Plasticrust, a new type of plastic pollution, is a layer of plastic encrusted onto ocean rocks.

The first plasticrusts were observed on the Portuguese island of Madeira in 2016 by researchers from the Marine and Environmental Sciences Centre. Now, after sampling rocks along the coastline, the same researchers found that the crusts now covered 9.46% of the rocky surface in this new study.

"We are convinced this is not a case exclusive of Madeira, and most likely this new phenomenon will be reported in other global regions,” Ignacio Gestoso García, a marine ecologist who led the research, told CNN.

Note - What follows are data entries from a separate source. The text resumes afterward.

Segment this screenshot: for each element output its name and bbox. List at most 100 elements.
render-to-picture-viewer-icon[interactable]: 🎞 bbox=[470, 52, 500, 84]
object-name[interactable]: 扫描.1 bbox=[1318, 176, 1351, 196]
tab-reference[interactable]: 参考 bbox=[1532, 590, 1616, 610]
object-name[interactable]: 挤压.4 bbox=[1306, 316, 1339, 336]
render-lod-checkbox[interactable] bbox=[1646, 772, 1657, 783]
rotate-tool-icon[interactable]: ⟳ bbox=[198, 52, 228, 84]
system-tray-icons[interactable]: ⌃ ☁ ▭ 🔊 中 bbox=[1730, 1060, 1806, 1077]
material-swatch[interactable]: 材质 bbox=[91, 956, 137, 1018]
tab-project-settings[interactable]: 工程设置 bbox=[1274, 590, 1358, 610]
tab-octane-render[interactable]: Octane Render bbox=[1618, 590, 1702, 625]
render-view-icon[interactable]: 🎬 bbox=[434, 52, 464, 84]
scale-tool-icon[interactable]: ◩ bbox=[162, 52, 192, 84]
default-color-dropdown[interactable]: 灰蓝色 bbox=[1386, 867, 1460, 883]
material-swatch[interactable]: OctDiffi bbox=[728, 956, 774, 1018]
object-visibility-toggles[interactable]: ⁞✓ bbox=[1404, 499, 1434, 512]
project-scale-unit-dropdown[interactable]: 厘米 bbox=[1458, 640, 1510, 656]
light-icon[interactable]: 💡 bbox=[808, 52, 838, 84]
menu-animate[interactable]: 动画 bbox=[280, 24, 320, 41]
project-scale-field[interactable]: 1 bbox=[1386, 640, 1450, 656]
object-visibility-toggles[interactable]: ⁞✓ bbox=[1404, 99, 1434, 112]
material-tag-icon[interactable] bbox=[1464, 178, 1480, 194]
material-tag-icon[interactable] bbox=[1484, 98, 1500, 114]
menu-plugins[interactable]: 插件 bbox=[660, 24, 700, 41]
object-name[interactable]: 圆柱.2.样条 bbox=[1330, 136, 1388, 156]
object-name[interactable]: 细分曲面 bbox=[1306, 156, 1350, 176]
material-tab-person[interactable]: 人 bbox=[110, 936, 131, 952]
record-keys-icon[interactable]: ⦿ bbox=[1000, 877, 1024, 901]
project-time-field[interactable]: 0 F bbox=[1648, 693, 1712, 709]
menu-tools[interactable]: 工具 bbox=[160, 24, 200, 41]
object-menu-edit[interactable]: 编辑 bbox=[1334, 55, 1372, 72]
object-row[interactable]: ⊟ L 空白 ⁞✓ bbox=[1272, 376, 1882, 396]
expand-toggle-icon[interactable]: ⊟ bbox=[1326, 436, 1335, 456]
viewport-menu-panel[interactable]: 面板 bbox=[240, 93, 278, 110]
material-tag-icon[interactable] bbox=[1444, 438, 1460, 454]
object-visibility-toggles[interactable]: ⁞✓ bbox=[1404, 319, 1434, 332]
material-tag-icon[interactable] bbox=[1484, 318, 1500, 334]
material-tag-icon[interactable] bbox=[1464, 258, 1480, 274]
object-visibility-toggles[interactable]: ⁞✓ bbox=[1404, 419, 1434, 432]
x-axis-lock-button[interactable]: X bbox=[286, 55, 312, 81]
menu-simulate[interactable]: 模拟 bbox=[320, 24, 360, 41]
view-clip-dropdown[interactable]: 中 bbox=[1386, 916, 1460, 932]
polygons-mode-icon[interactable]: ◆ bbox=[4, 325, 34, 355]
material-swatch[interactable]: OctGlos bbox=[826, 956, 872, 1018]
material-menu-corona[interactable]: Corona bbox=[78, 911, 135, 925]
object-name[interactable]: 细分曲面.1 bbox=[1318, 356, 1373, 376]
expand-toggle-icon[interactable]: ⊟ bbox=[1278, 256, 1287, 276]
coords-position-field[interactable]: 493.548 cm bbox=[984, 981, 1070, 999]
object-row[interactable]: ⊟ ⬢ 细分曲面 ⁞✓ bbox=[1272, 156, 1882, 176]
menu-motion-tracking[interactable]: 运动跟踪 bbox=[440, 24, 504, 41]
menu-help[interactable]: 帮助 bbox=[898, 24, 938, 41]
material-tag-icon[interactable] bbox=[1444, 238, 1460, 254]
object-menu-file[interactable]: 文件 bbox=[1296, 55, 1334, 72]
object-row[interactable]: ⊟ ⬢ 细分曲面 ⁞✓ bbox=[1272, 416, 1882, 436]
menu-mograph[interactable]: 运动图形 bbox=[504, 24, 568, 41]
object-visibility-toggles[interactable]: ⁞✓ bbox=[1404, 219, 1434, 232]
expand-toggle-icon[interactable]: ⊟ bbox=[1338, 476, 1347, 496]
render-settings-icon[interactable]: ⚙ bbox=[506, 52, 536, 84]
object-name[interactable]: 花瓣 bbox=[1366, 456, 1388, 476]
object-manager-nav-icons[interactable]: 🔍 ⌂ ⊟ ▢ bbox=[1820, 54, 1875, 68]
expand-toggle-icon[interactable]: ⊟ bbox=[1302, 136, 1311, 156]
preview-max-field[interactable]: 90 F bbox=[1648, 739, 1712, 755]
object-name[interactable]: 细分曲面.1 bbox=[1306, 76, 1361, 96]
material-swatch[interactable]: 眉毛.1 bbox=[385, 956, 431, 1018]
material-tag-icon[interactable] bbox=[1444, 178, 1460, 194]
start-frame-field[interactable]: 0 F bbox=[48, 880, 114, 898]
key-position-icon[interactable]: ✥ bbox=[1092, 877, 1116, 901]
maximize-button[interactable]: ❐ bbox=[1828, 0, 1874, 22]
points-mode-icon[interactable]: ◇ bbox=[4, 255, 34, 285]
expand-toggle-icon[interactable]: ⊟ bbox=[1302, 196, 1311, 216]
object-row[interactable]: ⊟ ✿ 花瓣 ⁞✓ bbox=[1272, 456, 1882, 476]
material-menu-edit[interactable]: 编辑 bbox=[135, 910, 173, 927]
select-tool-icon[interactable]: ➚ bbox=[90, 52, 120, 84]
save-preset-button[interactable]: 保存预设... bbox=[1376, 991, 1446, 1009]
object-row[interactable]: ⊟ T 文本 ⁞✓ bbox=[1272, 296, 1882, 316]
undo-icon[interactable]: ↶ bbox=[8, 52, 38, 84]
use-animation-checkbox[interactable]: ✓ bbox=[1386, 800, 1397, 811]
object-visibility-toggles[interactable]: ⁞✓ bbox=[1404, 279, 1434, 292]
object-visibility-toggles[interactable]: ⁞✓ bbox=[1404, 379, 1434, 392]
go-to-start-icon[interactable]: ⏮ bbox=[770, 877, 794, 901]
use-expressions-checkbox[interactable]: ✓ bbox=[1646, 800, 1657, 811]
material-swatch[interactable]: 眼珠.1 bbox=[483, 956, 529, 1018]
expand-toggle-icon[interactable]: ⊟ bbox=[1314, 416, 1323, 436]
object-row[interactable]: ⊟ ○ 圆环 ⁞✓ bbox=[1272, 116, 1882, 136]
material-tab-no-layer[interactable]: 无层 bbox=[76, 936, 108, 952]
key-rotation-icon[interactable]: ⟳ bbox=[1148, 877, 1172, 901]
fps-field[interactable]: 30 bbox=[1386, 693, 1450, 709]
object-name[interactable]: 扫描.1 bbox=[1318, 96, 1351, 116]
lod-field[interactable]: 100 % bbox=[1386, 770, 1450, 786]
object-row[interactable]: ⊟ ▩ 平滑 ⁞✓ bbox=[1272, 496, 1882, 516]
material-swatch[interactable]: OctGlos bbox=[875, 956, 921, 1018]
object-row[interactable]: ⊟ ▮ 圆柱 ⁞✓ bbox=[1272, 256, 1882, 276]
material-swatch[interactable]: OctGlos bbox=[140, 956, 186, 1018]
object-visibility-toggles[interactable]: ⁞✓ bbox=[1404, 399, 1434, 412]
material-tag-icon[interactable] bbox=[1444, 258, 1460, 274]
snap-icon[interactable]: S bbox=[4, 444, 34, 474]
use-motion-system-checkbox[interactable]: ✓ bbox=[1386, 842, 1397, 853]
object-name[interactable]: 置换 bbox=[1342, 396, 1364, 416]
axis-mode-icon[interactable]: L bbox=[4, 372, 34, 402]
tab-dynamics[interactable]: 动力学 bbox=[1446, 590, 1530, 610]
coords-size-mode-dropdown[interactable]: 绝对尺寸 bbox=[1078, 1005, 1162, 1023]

Testing revealed that the crusts are made of polyethylene, the most popular plastic in the world. Polyethylene is commonly used in plastic packaging, plastic bags, and other single-use plastic items. 

“[The crusts] likely originated by the crash of large pieces of plastic against the rocky shore, resulting in plastic crusting the rock in a similar way algae or lichens do,” Gestoso told Earther.

The potential impact of these new ‘plasticrusts’ will need to be further explored, but this is a new way that organisms like snails, mussels, and crabs, could ingest plastic and how that plastic can enter the marine food web. 

“As a marine ecologist researcher, I would prefer to be reporting other types of findings, and not a paper describing this sad new way of plastic pollution,” Gestoso told Earther. “Unfortunately, the magnitude of the problem is so huge that few places are free of plastic pollution.”